Games between skilled players often end up temporarily deadlocked, since the square Go board allows a "four corners" configuration where neither side can strongly connect; however, since players cannot pass, they eventually must start filling in the internal liberties of their groups. The player who has gained the smallest amount of territory usually loses, so building more territory than your opponent is a means of forcing a connection and winning.
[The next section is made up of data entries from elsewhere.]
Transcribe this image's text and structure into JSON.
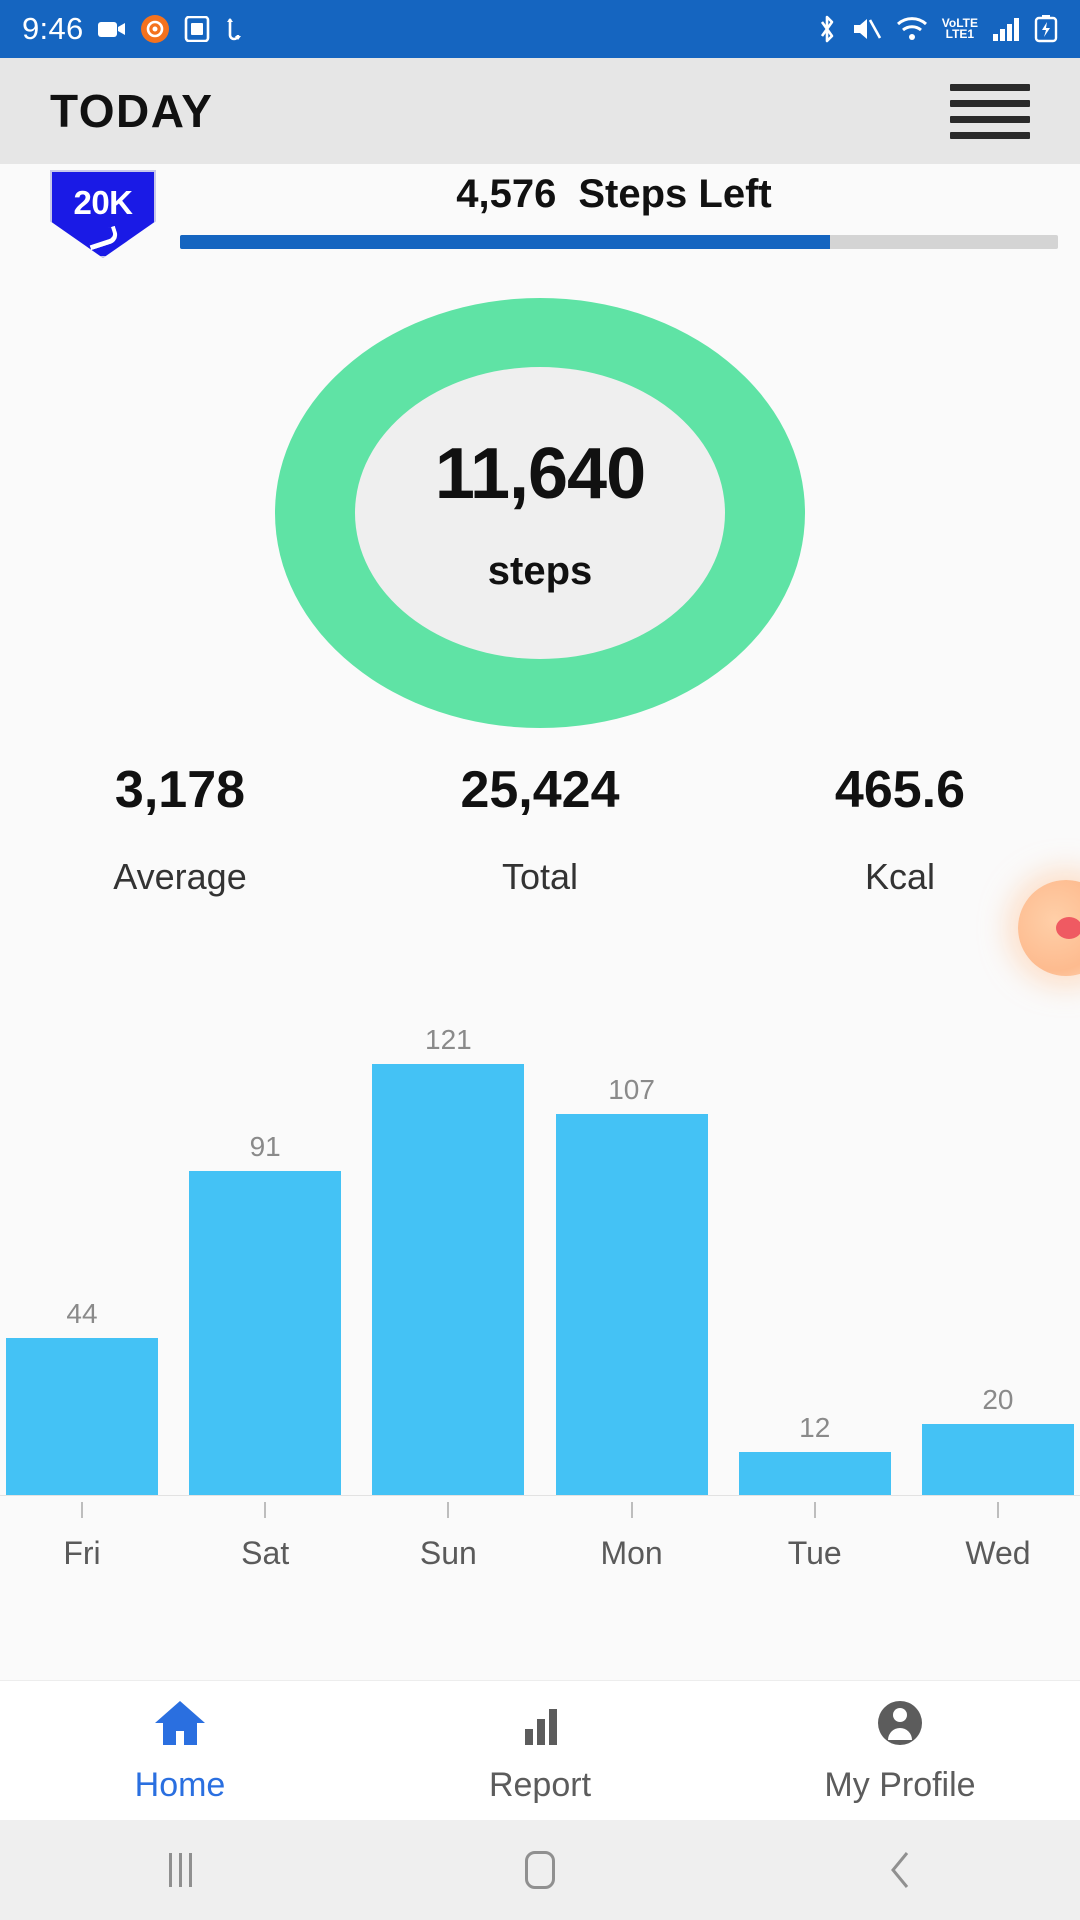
{
  "status_bar": {
    "time": "9:46",
    "left_icons": [
      "video-camera-icon",
      "record-circle-icon",
      "screen-cast-icon",
      "sync-arrows-icon"
    ],
    "right_icons": [
      "bluetooth-icon",
      "volume-mute-icon",
      "wifi-icon",
      "volte-icon",
      "signal-bars-icon",
      "battery-icon"
    ],
    "volte_top": "VoLTE",
    "volte_bottom": "LTE1",
    "background_color": "#1565c0"
  },
  "app_bar": {
    "title": "TODAY",
    "menu_icon": "hamburger-menu-icon"
  },
  "goal": {
    "badge_text": "20K",
    "steps_left_value": "4,576",
    "steps_left_label": "Steps Left",
    "progress_percent": 74,
    "progress_color": "#1565c0"
  },
  "ring": {
    "steps_value": "11,640",
    "steps_unit": "steps",
    "ring_color": "#5fe3a5",
    "inner_color": "#efefef"
  },
  "stats": [
    {
      "value": "3,178",
      "label": "Average"
    },
    {
      "value": "25,424",
      "label": "Total"
    },
    {
      "value": "465.6",
      "label": "Kcal"
    }
  ],
  "chart_data": {
    "type": "bar",
    "categories": [
      "Fri",
      "Sat",
      "Sun",
      "Mon",
      "Tue",
      "Wed"
    ],
    "values": [
      44,
      91,
      121,
      107,
      12,
      20
    ],
    "title": "",
    "xlabel": "",
    "ylabel": "",
    "ylim": [
      0,
      132
    ],
    "grid": false,
    "legend": "none",
    "bar_color": "#44c2f5",
    "value_label_color": "#8a8a8a"
  },
  "floating_bubble": {
    "icon": "floating-assistant-bubble-icon",
    "color": "#fdbb8f",
    "dot_color": "#ef5a62"
  },
  "bottom_nav": [
    {
      "label": "Home",
      "icon": "home-icon",
      "active": true
    },
    {
      "label": "Report",
      "icon": "bar-chart-icon",
      "active": false
    },
    {
      "label": "My Profile",
      "icon": "person-icon",
      "active": false
    }
  ],
  "android_nav": {
    "recents": "recent-apps-icon",
    "home": "android-home-icon",
    "back": "android-back-icon"
  }
}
Thus, a Gonnect game between similarly skilled-opponents generally unfolds in three stages:
1. Board-filling stage – opponents race to connect sides until the position is deadlocked
2. Eye-making stage – players squeeze their opponent's territory to form safe groups with at least two eyes
3. Eye-filling stage – players must fill in their own eye space or destroy their opponent's

===Example===

In this example on a 13×13 board, Black has built a winning chain from A7-A8-A9 in the middle of the left side connecting to N2-N3 on the right side near the bottom corner. Because D10 and E9 are not considered adjacent because they are diagonal to each other, so there is no second winning Black chain from A9 to N11-12-13.

==History==
Gonnect was discovered on July 18, 2000 by Dr. João Neto, while he was updating his website "Variations on Go". He was aiming to combine the play of Go with the connection objective of Hex, but was stymied by the deadlocks resulting from two-eye structures. In discussion with other game players, Neto realized that adding a "no pass" rule would resolve this. Rules have been published proposing the use of both 13×13 and 9×9 boards, although 9×9 and smaller boards give the first player (Black) a strong advantage.